Es könnte so einfach sein, mit der Müllentsorgung im Landkreis Wolfenbüttel: Der Abfallentsorgungsbetrieb des Landkreises (ALW) holt den Müll ab, sortiert ihn und verkauft die Wertstoffe wie Holz, Metall und Papier zum Recycling weiter. Nur der Restabfall wird gegen Rechnungsstellung in der Müllverbrennungsanlage in Magdeburg-Rothensee entsorgt. Genau dieses Modell wird gerade praktiziert und hat in den letzten Jahren für Gebührenstabilität gesorgt, die Abholung von Papier erfolgt im Gebiet des Landkreises sogar gebührenfrei, darauf hat Landrat Jörg Röhmann heute im Rahmen eines Pressegesprächs hingewiesen. Aber: Es droht Ungemach aus Berlin.
Seit Jahrzehnten ist die Müllentsorgung eine klassische, kommunale Aufgabe. Doch Müll ist als Wertstoff auch eine begehrte Handelsware, mit der die Kommunen auch Erträge erwirtschaften, die zur Refinanzierung und zum Grundversorgungsauftrag verwendet werden. Die einsamste Mülltonne im ländlichen Raum wird nämlich auch geleert - Dank der Solidargemeinschaft der Gebührenzahler.
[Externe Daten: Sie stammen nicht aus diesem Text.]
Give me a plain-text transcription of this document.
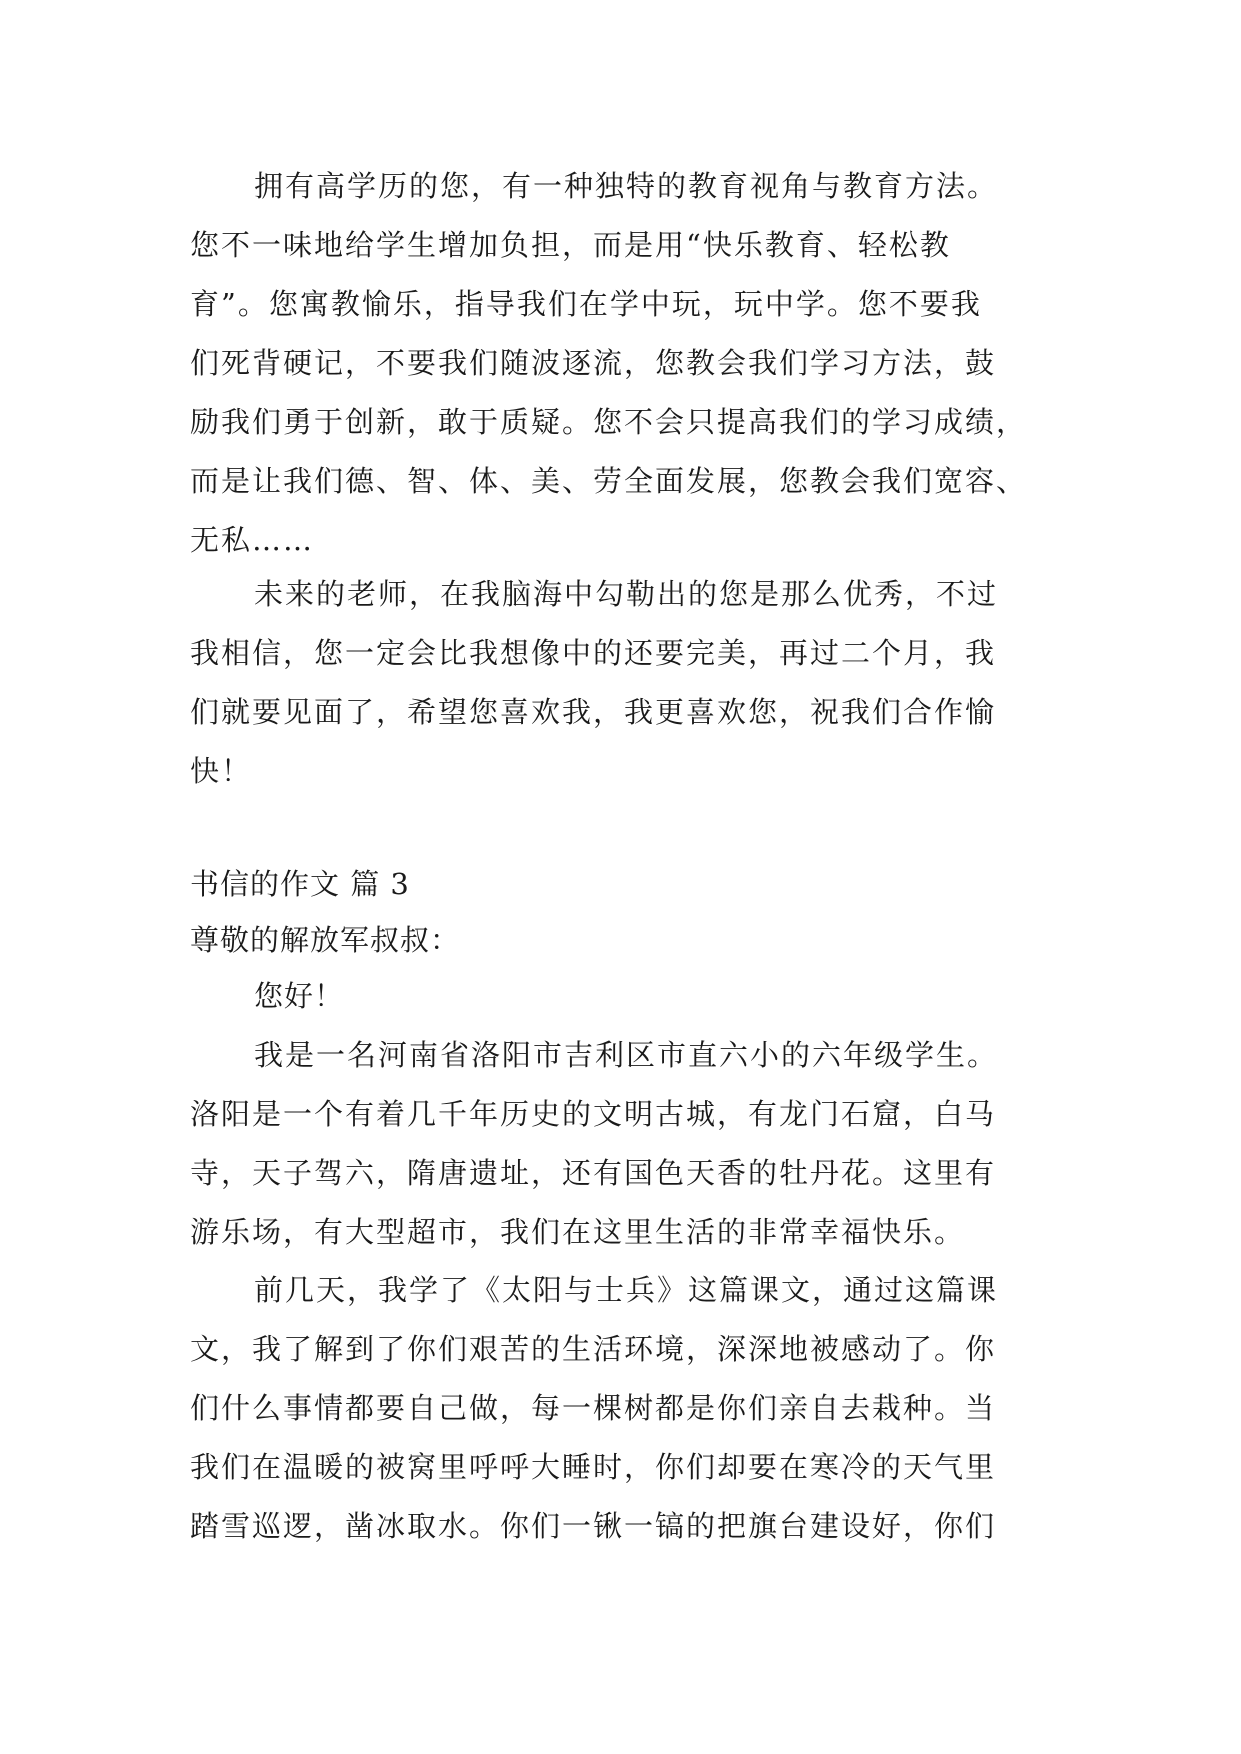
拥有高学历的您，有一种独特的教育视角与教育方法。
您不一味地给学生增加负担，而是用“快乐教育、轻松教
育”。您寓教愉乐，指导我们在学中玩，玩中学。您不要我
们死背硬记，不要我们随波逐流，您教会我们学习方法，鼓
励我们勇于创新，敢于质疑。您不会只提高我们的学习成绩，
而是让我们德、智、体、美、劳全面发展，您教会我们宽容、
无私……
未来的老师，在我脑海中勾勒出的您是那么优秀，不过
我相信，您一定会比我想像中的还要完美，再过二个月，我
们就要见面了，希望您喜欢我，我更喜欢您，祝我们合作愉
快！
书信的作文 篇 3
尊敬的解放军叔叔：
您好！
我是一名河南省洛阳市吉利区市直六小的六年级学生。
洛阳是一个有着几千年历史的文明古城，有龙门石窟，白马
寺，天子驾六，隋唐遗址，还有国色天香的牡丹花。这里有
游乐场，有大型超市，我们在这里生活的非常幸福快乐。
前几天，我学了《太阳与士兵》这篇课文，通过这篇课
文，我了解到了你们艰苦的生活环境，深深地被感动了。你
们什么事情都要自己做，每一棵树都是你们亲自去栽种。当
我们在温暖的被窝里呼呼大睡时，你们却要在寒冷的天气里
踏雪巡逻，凿冰取水。你们一锹一镐的把旗台建设好，你们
Die Bundesregierung plant privaten Wettbewerb in der Müllentsorgung. "Das hat zur Folge, dass die Privatwirtschaft sich den lohnenswerten, verwertbaren Müll rauspickt und der kommunale Pflichtentsorger auf dem Restmüll sitzenbleibt", prognostiziert der Landrat. "Gebührenerhöhungen wären die Folge."
[image=5e1764b8785549ede64ccb7d]"Wir machen uns große Sorgen, dass der Bundestag eine falsche Entscheidung trifft. Diese Rosinenpickerei bedeutet, Gewinne werden privatisiert und die Kosten werden sozialisiert."
Landrat Jörg Röhmann
"Die Pläne der Bundesregierung seien schädlich für die kommunale Daseinsvorsorge", ist sich Röhmann sicher und hofft auf eine Verhinderung der Pläne durch Nichtzustimmung des Bundesrates. Der Landrat kritisiert den ungleichen Wettbewerb: "Der Private stellt seine Sammelbehälter in Ballungsräumen auf und nimmt nur Wertstoffe an. Und wenn sich das nicht lohnt, hört er damit wieder auf. Wir, der kommunale Grunddienstleister müssen trotzdem in den entlegendsten Winkel des Landkreises fahren und den Müll abholen."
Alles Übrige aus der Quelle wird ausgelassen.